Putting off saving for retirement until you're decades into your career is one of the most common financial planning mistakes people make. By missing out on saving even modest amounts early in your working years, you miss the opportunity to put time on your side rather than making it an enemy.

But even if you've fallen into the procrastination trap, it's not too late to take steps to improve your retirement prospects. Later in this article, I'll share a few tips for late-starters to consider in building up their retirement portfolios. First, though, let's take a look at why retirement-savings procrastination is so common.

Tomorrow is always a day away
If retirement were the only thing you ever had to save for, then it'd be a lot easier to focus on such a faraway goal. But in the real world, everyone has numerous financial priorities, many of which require a more immediate time frame and therefore more short-term attention. Consider:

  • When you get your first job, you may have tens of thousands of dollars in student loans and other debt to pay off. When you're in debt and fighting for financial survival, saving for retirement is a luxury you can't afford to think about.
  • After years of struggling to get debt paid off, once you succeed, it's easy to turn to long-delayed wishes with your newfound cash flow. Buying a car or a home requires substantial up-front cash, especially with tight mortgage requirements, draining resources that might otherwise go toward retirement.
  • If you start a family, then saving for retirement will constantly compete with your child's needs.
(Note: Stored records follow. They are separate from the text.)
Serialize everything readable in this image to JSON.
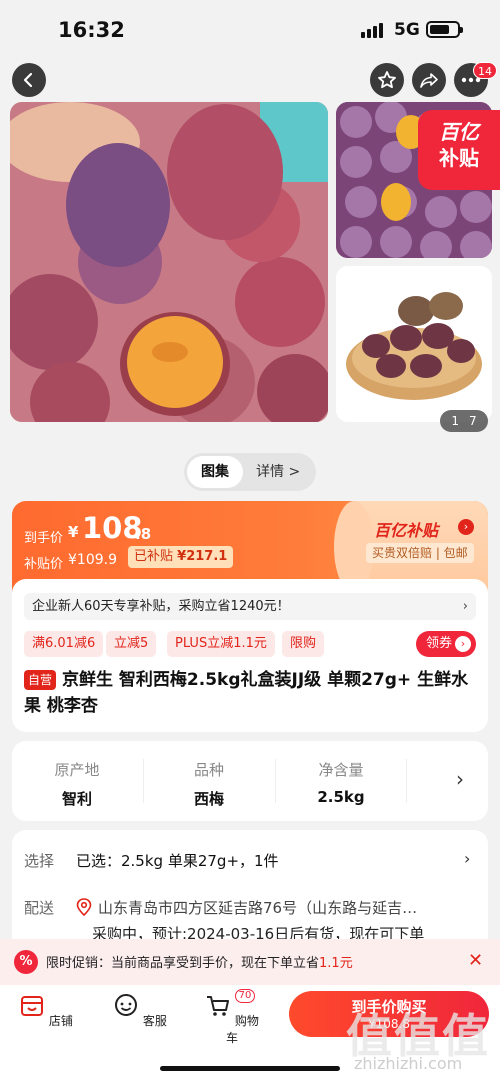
{
  "status": {
    "time": "16:32",
    "network": "5G"
  },
  "nav": {
    "badge": "14"
  },
  "gallery": {
    "subsidy_tag_line1": "百亿",
    "subsidy_tag_line2": "补贴",
    "page_current": "1",
    "page_total": "7"
  },
  "tabs": {
    "active": "图集",
    "other": "详情 >"
  },
  "price": {
    "hand_label": "到手价",
    "yen": "¥",
    "hand_int": "108",
    "hand_dec": ".8",
    "subsidy_label": "补贴价",
    "subsidy_value": "¥109.9",
    "already_label": "已补贴",
    "already_value": "¥217.1",
    "brand_title": "百亿补贴",
    "brand_sub": "买贵双倍赔 | 包邮"
  },
  "product": {
    "notice": "企业新人60天专享补贴，采购立省1240元！",
    "promos": [
      "满6.01减6",
      "立减5",
      "PLUS立减1.1元",
      "限购"
    ],
    "coupon_label": "领券",
    "self_badge": "自营",
    "title": "京鲜生 智利西梅2.5kg礼盒装JJ级 单颗27g+ 生鲜水果 桃李杏"
  },
  "specs": [
    {
      "key": "原产地",
      "value": "智利"
    },
    {
      "key": "品种",
      "value": "西梅"
    },
    {
      "key": "净含量",
      "value": "2.5kg"
    }
  ],
  "select": {
    "choose_label": "选择",
    "choose_value": "已选：2.5kg 单果27g+，1件",
    "ship_label": "配送",
    "ship_address": "山东青岛市四方区延吉路76号（山东路与延吉…",
    "ship_note": "采购中，预计:2024-03-16日后有货，现在可下单"
  },
  "promo_bar": {
    "icon": "%",
    "text": "限时促销：当前商品享受到手价，现在下单立省",
    "highlight": "1.1元"
  },
  "bottom": {
    "shop": "店铺",
    "service": "客服",
    "cart": "购物车",
    "cart_count": "70",
    "buy_line1": "到手价购买",
    "buy_line2": "¥108.8"
  },
  "watermark": {
    "text": "值值值",
    "url": "zhizhizhi.com"
  },
  "colors": {
    "accent": "#f0263b",
    "orange": "#ff6a2f"
  }
}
All too often, people focus on child-related expenses like saving for college to the exclusion of their own retirement, leaving them in desperate need of catching up.

So if you've gotten yourself into this boat, don't feel bad -- but don't give up, either. Here are three tips to hold on to as you seek to achieve the best retirement you can.

1. Save, save, and save some more.
There's a reason that the IRS has higher limits for retirement contributions when you reach age 50. The tax laws even refer to those higher limits as "catch-up contributions," understanding full well that many near-retirees put off saving for retirement until the last possible moment.

If you're fortunate enough to have established yourself well in your job, the last years of your career can be some of the most lucrative. Between high salaries and the usual reduction in household expenses with children having grown up and left home, you have the capacity to save a lot more than you could have in previous years. Take full advantage of that by saving as much as you can.

2. Build your investing savvy.
The benefit of starting to invest early in life is that you have time to make mistakes. That's not true if you're getting a late start, so it's essential to get smart about investments.

Typically, a broad-market asset allocation approach can get you most of the way toward your retirement goals if you have a long enough time horizon. But with fewer years between now and your last day of work, you have to pay a bit more attention to particular investing trends in order to avoid getting trapped in a down cycle for a particular market.

For instance, right now, you'll find wide disparities among forward earnings multiples for various industries. On one hand, according to figures from Yardeni Research (link opens PDF file), forward multiples for tech stocks have fallen to near their late-2008 levels, and telecommunications stocks have some of the highest forward P/Es in the market, with Apple (AAPL -0.41%), Microsoft (MSFT -4.16%), and Cisco Systems (CSCO -0.95%) all trading at less than 10 times forward earnings estimates.

By contrast, utilities, which are often seen as safe investments for retirees and near-retirees, generally have much higher multiples, with Duke Energy (DUK 0.15%) and Southern (SO 0.39%) near 15 times earnings despite having less extensive growth prospects.

When you have decades to invest, these valuation disparities tend to even out. But with a five-to-10-year time frame, you can't afford to ignore valuations.

3. Discover cost-cutting.
Most retirement experts focus on investing as the key component of retirement security. But reining in spending is just as important, and getting a head start on doing so before you retire will make the adjustment a lot easier.

Whether it's using coupons, searching out discounts, or merely cutting back on unnecessary items, every dollar you cut your spending budget by is another dollar that can go toward saving -- and one fewer dollar you'll need on an ongoing basis both now and after you retire.

You can do it!
If you've decided that now's the time to work toward a better retirement, congratulations! You may face a tough uphill climb, but the effort will be well worth it in the long run.